Skagway was the only sea exit from the Yukon. Unfortunately the prospectors missed their boat connection by two hours. They were forced to wait 5 days until another vessel arrived to take them south to Seattle.
The Ottawa Journal quoted one unnamed player about their 5 day layover.
"We had one practice while we stuck around Skagway. It was a rink 40 feet by 50, half of it covered with sand, which dulled our skates."
The team finally left Skagway on New Year's Eve, 1904. Upon arrival boarded a train to take them 200 miles north to Vancouver, then another to lead them to Ottawa. The players reportedly tried to keep active by skipping rope in the smoking car. They arrived one day before the opening game of the Stanley Cup final. The weary group asked for the games to be put back a few days, but the request was denied.
Exhausted and horribly over matched, the Nuggets, wearing "gaudy uniforms of black and gold stripes with white knickers and striped stockings" were blown away by the likes Harry Westwick, Harvey Pulford, Alf Smith and "One Eyed" Frank McGee.
After being thumped 9-2 in game one, the Ottawa Journal reported "The visitors were clearly outclassed. It is true they hardly had time to get in shape, but the form they showed was most mediocre."
Scoring star Frank McGee scored only one in the opening game, but erupted for a Stanley Cup record 14 goals in game 2, a 23-2 walloping. The muscular McGee was an early era hockey star. He would score 63 goals in 22 Stanley Cup games in his career.
Ludicrously defeated, the Klondikers stayed back east on a 23 game barnstorming exhibition set in Ontario, Quebec and the maritimes and to enjoy life "on the outside" before the taxing trip back home.
Poor Albert Forrest. He was named as team MVP in the Stanley Cup challenge, and later would be the focus of hockey historian Brian McFarlane's kids fictional book The Youngest Goalie. The team didn't seem to care much after the barnstorming series was over. Described as "frugal as a church mouse," the teenager walked alone through the final 350 miles from Pelly Crossing to Dawson City.
Another book you should read is Dawson City Seven by Don Reddick. I haven't read it yet, so I can't offer a solid review. But Reddick has his own website as well, and you can sift through his site like a goldpanner and find some real nice nuggets of information.

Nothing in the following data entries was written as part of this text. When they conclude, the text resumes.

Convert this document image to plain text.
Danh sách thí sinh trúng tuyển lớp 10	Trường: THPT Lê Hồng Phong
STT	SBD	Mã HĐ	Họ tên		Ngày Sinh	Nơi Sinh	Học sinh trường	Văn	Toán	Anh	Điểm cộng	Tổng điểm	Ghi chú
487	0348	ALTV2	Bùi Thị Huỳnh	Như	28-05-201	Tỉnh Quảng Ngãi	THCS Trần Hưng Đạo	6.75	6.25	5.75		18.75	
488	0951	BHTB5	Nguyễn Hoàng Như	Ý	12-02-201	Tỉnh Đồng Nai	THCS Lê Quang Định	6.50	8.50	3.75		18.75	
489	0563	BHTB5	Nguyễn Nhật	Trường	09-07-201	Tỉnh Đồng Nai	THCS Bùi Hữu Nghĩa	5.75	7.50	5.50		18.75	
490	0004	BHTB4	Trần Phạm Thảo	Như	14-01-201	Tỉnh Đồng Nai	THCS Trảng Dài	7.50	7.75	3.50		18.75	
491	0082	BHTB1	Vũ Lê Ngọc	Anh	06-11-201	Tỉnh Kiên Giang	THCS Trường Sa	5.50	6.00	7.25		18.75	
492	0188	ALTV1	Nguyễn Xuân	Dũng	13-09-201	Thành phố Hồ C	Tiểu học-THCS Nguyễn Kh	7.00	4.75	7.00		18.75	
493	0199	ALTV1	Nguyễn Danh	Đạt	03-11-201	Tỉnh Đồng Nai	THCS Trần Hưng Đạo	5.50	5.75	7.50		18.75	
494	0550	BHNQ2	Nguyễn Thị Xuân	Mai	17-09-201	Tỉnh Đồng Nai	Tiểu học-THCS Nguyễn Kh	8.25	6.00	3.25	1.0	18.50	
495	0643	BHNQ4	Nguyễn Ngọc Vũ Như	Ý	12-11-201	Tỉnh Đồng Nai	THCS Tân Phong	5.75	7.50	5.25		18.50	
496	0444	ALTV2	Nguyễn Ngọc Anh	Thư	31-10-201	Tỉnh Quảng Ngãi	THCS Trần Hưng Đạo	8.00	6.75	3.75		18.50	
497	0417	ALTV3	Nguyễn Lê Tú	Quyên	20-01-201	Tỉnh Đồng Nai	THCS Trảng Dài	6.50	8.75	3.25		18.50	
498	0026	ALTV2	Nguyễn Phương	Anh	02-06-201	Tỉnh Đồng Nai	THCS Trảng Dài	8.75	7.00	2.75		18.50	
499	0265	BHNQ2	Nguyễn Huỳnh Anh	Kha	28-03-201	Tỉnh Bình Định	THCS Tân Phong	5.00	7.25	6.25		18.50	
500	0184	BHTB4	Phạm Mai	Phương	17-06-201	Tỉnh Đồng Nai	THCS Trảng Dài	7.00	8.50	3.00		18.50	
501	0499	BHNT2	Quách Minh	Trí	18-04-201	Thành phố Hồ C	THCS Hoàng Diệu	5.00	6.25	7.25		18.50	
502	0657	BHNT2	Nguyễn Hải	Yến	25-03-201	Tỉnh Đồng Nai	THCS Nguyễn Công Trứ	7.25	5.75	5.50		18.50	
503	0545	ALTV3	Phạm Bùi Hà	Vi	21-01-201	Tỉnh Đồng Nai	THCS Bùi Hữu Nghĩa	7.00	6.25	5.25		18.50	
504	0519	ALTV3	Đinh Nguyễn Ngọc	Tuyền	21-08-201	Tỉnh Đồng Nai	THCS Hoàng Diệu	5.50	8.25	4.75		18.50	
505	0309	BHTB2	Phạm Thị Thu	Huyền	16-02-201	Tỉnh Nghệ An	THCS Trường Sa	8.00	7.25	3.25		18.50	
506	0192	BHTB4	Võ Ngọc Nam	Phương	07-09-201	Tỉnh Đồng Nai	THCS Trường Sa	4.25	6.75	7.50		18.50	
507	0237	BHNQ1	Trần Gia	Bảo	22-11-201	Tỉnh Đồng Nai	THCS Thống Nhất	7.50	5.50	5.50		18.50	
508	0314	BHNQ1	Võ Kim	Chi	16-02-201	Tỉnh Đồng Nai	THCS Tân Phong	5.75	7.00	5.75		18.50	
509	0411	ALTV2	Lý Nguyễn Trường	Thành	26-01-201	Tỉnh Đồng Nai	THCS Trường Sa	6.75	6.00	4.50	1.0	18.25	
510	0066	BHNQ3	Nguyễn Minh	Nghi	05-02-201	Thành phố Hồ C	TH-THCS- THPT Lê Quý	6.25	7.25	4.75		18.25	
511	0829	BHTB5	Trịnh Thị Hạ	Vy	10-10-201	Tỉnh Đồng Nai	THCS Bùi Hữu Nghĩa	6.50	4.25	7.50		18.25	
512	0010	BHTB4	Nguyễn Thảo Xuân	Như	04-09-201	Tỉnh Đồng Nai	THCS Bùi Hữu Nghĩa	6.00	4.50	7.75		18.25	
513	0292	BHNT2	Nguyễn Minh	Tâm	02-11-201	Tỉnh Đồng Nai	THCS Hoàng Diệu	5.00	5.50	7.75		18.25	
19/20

In 1997, locals from a now-sleepy Dawson City re-enacted the 1905 championship. They traveled the same route as the original Nuggets, except for the Whitehorse to Skagway train route, which no longer exists. Upon arrival in Ottawa, the team competed against the Ottawa Senators Alumni team at the Corel Centre. The Sens won 18-0. The teams split the revenues. Ottawa donated their money to the Heart Institute while the Dawson team contributed to Yukon Special Olympic and Yukon Minor Hockey.